Reputation: 5565
I have a csv file with many millions of rows. I want to start iterating from the 10,000,000 row. At the moment I have the code:
with open(csv_file, encoding='UTF-8') as f:
r = csv.reader(f)
for row_number, row in enumerate(r):
if row_number < 10000000:
continue
else:
process_row(row)
This works, however take several seconds to run before the rows of interest appear. Presumably all the unrequired rows are loaded into python unnecessarily, slowing it down.
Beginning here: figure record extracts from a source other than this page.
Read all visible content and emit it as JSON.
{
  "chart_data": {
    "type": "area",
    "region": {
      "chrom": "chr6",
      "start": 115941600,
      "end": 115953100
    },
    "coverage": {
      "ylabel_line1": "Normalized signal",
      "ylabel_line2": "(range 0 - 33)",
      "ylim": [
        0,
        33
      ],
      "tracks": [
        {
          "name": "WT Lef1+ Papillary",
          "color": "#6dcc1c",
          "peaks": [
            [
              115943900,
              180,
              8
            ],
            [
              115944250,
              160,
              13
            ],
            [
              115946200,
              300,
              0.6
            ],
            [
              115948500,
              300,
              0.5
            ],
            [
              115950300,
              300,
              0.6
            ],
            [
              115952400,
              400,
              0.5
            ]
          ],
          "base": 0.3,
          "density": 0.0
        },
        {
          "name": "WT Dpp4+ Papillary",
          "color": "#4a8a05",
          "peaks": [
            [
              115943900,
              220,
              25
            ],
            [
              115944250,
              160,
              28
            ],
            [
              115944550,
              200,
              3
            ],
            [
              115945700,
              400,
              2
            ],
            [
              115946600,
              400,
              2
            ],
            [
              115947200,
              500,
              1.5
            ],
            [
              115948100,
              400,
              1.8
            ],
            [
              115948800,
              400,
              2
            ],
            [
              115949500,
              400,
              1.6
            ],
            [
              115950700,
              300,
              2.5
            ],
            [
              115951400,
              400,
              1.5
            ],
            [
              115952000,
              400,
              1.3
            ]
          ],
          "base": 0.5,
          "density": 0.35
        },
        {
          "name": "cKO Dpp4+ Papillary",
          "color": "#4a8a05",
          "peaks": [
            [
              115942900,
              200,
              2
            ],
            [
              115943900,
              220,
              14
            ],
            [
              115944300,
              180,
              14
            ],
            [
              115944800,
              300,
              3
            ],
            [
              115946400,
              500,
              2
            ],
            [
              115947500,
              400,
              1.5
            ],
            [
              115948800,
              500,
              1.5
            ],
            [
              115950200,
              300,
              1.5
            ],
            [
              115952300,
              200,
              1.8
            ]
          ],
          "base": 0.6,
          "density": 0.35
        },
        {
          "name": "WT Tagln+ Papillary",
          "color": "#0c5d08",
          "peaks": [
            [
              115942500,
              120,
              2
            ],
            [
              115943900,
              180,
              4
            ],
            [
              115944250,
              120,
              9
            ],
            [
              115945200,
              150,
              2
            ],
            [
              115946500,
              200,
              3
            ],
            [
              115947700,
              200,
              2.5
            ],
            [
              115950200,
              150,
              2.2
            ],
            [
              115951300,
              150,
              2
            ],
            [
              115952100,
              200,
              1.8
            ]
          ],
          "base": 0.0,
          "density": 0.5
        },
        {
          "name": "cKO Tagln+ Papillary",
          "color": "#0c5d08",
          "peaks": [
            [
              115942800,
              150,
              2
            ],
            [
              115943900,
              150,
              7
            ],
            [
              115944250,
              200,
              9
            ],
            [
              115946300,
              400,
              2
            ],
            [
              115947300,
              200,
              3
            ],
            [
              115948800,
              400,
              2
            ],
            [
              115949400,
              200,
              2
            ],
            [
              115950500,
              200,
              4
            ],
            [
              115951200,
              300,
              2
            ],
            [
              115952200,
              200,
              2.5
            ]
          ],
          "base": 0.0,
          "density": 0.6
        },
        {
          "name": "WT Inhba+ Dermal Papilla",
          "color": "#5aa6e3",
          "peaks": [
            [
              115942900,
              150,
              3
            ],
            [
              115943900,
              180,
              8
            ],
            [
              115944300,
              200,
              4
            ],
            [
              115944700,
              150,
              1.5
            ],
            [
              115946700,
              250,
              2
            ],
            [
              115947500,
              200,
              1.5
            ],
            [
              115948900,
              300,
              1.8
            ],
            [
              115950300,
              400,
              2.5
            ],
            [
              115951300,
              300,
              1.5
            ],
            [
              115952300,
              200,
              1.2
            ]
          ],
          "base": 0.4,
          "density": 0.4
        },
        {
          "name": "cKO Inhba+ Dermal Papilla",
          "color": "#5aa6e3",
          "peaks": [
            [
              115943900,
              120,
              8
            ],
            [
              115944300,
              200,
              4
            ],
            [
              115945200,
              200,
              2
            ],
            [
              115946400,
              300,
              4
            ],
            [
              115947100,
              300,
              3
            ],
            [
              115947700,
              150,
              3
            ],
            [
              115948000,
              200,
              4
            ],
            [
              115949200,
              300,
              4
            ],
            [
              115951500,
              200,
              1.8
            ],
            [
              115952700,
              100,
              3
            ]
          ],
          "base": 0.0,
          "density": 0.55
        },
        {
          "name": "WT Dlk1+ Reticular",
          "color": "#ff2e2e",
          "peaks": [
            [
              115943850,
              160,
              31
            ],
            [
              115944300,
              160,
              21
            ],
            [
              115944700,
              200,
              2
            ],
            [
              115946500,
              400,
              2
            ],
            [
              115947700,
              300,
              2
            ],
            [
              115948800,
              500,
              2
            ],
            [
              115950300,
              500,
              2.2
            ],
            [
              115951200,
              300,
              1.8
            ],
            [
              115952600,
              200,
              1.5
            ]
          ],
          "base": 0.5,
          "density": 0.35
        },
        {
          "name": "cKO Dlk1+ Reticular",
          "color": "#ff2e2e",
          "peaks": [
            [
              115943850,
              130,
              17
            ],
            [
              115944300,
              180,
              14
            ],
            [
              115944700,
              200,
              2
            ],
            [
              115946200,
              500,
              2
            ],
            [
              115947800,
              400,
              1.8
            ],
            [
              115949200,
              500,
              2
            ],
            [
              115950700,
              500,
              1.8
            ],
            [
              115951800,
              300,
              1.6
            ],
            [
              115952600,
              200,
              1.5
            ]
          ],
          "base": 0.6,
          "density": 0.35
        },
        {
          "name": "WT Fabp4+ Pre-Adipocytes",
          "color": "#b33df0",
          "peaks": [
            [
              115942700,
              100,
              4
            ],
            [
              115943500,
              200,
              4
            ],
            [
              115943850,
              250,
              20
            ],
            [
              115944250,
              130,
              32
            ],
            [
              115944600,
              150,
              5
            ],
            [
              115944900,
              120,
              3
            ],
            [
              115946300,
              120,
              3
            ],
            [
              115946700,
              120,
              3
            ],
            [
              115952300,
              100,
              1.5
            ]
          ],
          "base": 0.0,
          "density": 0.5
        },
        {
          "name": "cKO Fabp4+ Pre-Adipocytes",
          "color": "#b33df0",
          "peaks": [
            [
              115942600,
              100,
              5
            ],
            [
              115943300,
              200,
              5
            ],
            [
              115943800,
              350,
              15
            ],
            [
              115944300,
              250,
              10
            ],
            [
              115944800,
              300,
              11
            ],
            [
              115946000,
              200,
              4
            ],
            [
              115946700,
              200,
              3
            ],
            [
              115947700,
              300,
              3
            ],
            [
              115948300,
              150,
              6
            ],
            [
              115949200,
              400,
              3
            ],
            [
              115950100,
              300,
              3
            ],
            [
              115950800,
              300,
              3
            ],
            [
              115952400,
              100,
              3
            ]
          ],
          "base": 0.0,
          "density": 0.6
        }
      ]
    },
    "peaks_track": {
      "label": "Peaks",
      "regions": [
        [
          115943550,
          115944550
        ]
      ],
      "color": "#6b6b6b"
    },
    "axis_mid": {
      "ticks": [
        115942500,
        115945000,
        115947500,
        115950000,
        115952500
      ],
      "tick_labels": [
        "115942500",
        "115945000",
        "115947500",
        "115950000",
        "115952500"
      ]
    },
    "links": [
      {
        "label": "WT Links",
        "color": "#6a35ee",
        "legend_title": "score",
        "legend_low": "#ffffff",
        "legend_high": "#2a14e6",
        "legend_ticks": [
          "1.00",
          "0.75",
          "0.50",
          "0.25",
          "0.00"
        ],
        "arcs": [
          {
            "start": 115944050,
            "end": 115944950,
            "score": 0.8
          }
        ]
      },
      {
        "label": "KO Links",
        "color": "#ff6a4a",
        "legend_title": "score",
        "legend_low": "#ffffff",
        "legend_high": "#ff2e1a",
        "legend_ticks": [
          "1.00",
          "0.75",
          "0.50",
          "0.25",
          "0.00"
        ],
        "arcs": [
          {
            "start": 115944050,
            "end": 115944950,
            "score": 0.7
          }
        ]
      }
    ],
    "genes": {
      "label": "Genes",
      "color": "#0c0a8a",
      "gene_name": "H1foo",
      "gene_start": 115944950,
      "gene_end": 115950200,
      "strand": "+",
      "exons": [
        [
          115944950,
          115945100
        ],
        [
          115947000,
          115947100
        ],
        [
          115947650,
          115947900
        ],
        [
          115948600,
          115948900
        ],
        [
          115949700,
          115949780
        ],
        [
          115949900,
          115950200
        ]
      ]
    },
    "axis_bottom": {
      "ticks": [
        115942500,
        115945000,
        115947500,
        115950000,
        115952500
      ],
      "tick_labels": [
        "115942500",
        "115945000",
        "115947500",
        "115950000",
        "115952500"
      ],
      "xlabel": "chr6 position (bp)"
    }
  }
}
Is there a way of starting the iteration process on a certain row - i.e. without the start of the data read in.
Upvotes: 2
Views: 1442
Reputation: 180391
You could use islice:
from itertools import islice
with open(csv_file, encoding='UTF-8') as f:
r = csv.reader(f)
for row in islice(r, 10000000, None):
process_row(row)
It still iterates over all the rows but does it a lot more efficiently.
You could also use the consume recipe which calls functions that consume iterators at C speed, calling it on the file object before you pass it to the csv.reader, so you also avoid needlessly processing those lines with the reader:
import collections
from itertools import islice
def consume(iterator, n):
"Advance the iterator n-steps ahead. If n is none, consume entirely."
# Use functions that consume iterators at C speed.
if n is None:
# feed the entire iterator into a zero-length deque
collections.deque(iterator, maxlen=0)
else:
# advance to the empty slice starting at position n
next(islice(iterator, n, n), None)
with open(csv_file, encoding='UTF-8') as f:
consume(f, 9999999)
r = csv.reader(f)
for row in r:
process_row(row)
As Shadowranger commented, if a file could conatin embedded newlines then you would have to consume the reader and pass newline=""
but if that is not the case then use do consume the file object as the performance difference will be considerable especially if you have a lot of columns.
Upvotes: 5